In fact, there'd be no death, no countries, no wars and no religion, too.

Imagine!

Anonymous said...

Great discussion.

-The President-

JoelKatz said...

Thanks for your thoughtful replies to my criticisms. With the fixes you've suggested, your plan is no worse than most of the other suggestions out there.

The big problems are in implementation as the plan relies on the political process "calibrating" a large number of parameters it is (sadly) unlikely to get right.

These include:

1) What does the public plan cover?

2) What must private plans cover?

3) Can private plans just skim the very healthiest people and take them out of the pool for the public plan? How will the public plan be fiscally sound with the wealthy and healthy opting out of it?

4) What private healthy expenses will be tax exempt and what won't?

But, in fairness, this is a problem with all the proposals on the table, certainly including the President's.

Gabriel Conroy said...

David Schwartz:

Thanks for your further comments. It feels good to be upgraded from "fatally flawed" to "no worse than the others" If that's not progress, I don't know what is! :)

Your points are very well taken, and I'll have to consider them.
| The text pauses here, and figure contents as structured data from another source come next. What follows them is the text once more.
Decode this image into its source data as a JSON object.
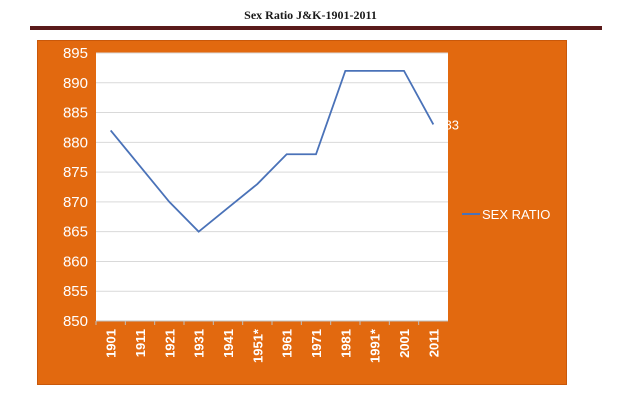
{
  "title": "Sex Ratio J&K-1901-2011",
  "colors": {
    "frame": "#e2690f",
    "plot_area": "#ffffff",
    "line": "#4a72b8",
    "gridline": "#d9d9d9",
    "text": "#ffffff"
  },
  "chart_data": {
    "type": "line",
    "categories": [
      "1901",
      "1911",
      "1921",
      "1931",
      "1941",
      "1951*",
      "1961",
      "1971",
      "1981",
      "1991*",
      "2001",
      "2011"
    ],
    "series": [
      {
        "name": "SEX RATIO",
        "values": [
          882,
          876,
          870,
          865,
          869,
          873,
          878,
          878,
          892,
          892,
          892,
          883
        ]
      }
    ],
    "ylim": [
      850,
      895
    ],
    "ytick_step": 5,
    "grid": true,
    "legend": "right",
    "data_labels": [
      {
        "index": 11,
        "text": "883"
      }
    ]
  }
}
Fortunately, since I'm neither a legislator nor an adviser to legislators, I don't have to worry about anyone adopting my mistakes soon.

I'm also inclined to believe that the all star line up of delegates who "represent" me in Congress--one of whom I didn't vote for (Rep. Danny Davis), one of whom I voted for but will probably not vote for again (Sen. Durbin), and one of whom I didn't have a choice to vote for (Sen. Burris)--have already made up their minds.